You can also do some lunge-backs: Place your hands on your hips and stand in a comfortable position with your feet shoulder-width apart. From this position, you should take your right leg straight back and move it as far back as possible without moving your left foot. Make sure, as well, that when you finally place your right foot on the floor behind you, your left knee is at 90 degrees (or at a straight vertical line with your ankle). In this position, you can lower your body slowly down in a balanced way (make sure you keep your balance by keeping your tummy in). Slowly bring back your right foot from behind, place it in its original spot, and repeat the same on your left.
Both the squat and the lunge-backs could be repeated up to 20 times.
Upper Body Movements
Again, to perform exercises without weights, you need to use your own body weight, and that is a bit tricky with the upper body muscles. While most people think of push-ups as an single exercise, this simple workout can benefit multiple upper body muscles with only small changes.
Push-up for the chest: While most push-up positions work on the triceps (the muscle in the back of the upper part of your arm), you can include your chest muscles in the workout by placing your arms wide apart. Isolate your triceps. You can work solely on your triceps by bringing your grips closer to each other, placing them on the floor in a way that your thumbs and your index fingers form a triangle underneath your chest.
Both exercises can be repeated up to 20 times.
Work on your torso:
The torso area is not just your abs muscles.
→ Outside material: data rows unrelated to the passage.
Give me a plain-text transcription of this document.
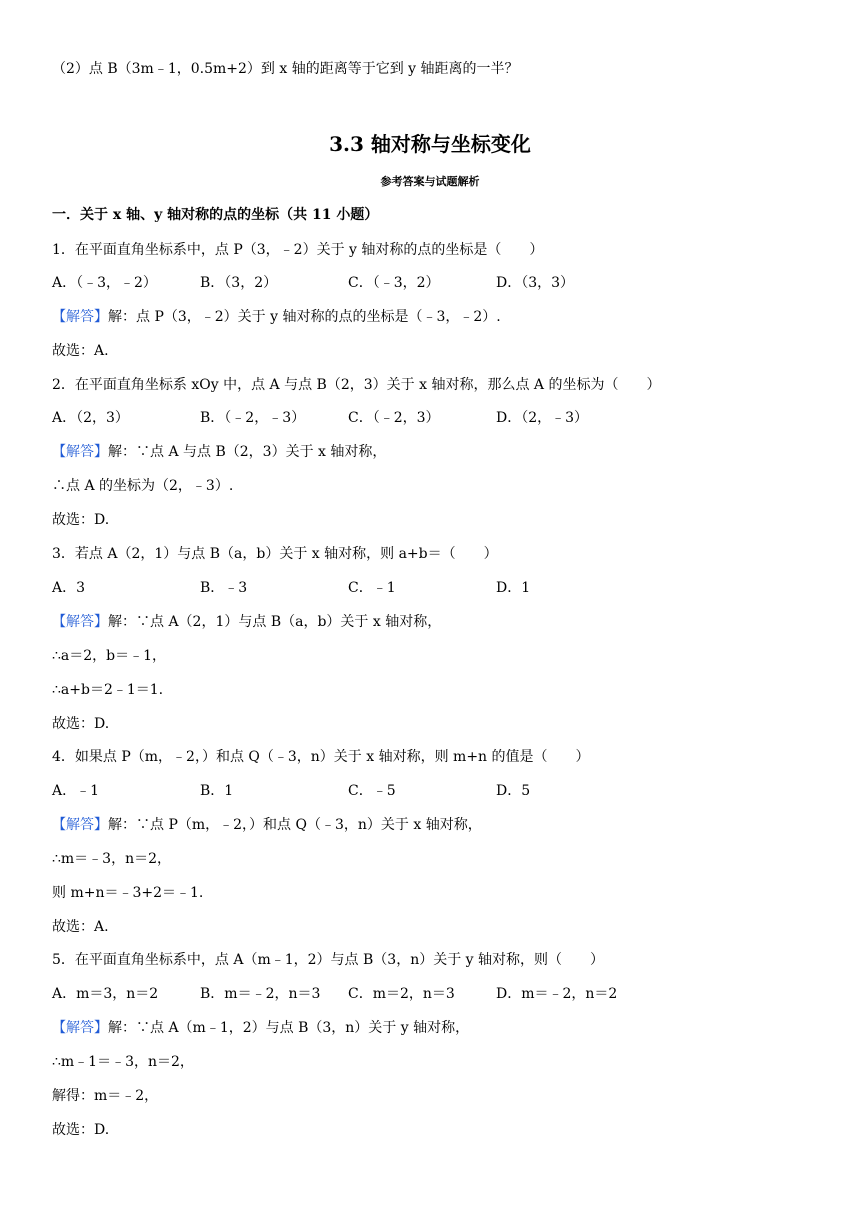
（2）点 B（3m﹣1，0.5m+2）到 x 轴的距离等于它到 y 轴距离的一半？
3.3 轴对称与坐标变化
参考答案与试题解析
一．关于 x 轴、y 轴对称的点的坐标（共 11 小题）
1．在平面直角坐标系中，点 P（3，﹣2）关于 y 轴对称的点的坐标是（　　）
A．（﹣3，﹣2）	B．（3，2）	C．（﹣3，2）	D．（3，3）
【解答】解：点 P（3，﹣2）关于 y 轴对称的点的坐标是（﹣3，﹣2）.
故选：A.
2．在平面直角坐标系 xOy 中，点 A 与点 B（2，3）关于 x 轴对称，那么点 A 的坐标为（　　）
A．（2，3）	B．（﹣2，﹣3）	C．（﹣2，3）	D．（2，﹣3）
【解答】解：∵点 A 与点 B（2，3）关于 x 轴对称，
∴点 A 的坐标为（2，﹣3）.
故选：D.
3．若点 A（2，1）与点 B（a，b）关于 x 轴对称，则 a+b＝（　　）
A．3	B．﹣3	C．﹣1	D．1
【解答】解：∵点 A（2，1）与点 B（a，b）关于 x 轴对称，
∴a＝2，b＝﹣1，
∴a+b＝2﹣1＝1.
故选：D.
4．如果点 P（m，﹣2，）和点 Q（﹣3，n）关于 x 轴对称，则 m+n 的值是（　　）
A．﹣1	B．1	C．﹣5	D．5
【解答】解：∵点 P（m，﹣2，）和点 Q（﹣3，n）关于 x 轴对称，
∴m＝﹣3，n＝2，
则 m+n＝﹣3+2＝﹣1.
故选：A.
5．在平面直角坐标系中，点 A（m﹣1，2）与点 B（3，n）关于 y 轴对称，则（　　）
A．m＝3，n＝2	B．m＝﹣2，n＝3 C．m＝2，n＝3	D．m＝﹣2，n＝2
【解答】解：∵点 A（m﹣1，2）与点 B（3，n）关于 y 轴对称，
∴m﹣1＝﹣3，n＝2，
解得：m＝﹣2，
故选：D.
After you do a run of abs exercises, such as normal ab curls and curls to the side, you should as well work on your back muscles. Lay on the floor facing down, and nail your feet to the floor, making sure you don't move them at all throughout the exercise. From there, start lifting your upper body by using your lower back muscles–but without harming yourself. You should not lift your body in an unnatural way. Repeat this workout for as many times as you did the ab curls.
After finishing your workout, you shouldn't go on with your day without calming your body down. Start by stretching your muscles slowly and taking deep breathes to insure your system is back to normal. Finally, take a rest for three to five minutes by laying still on the floor.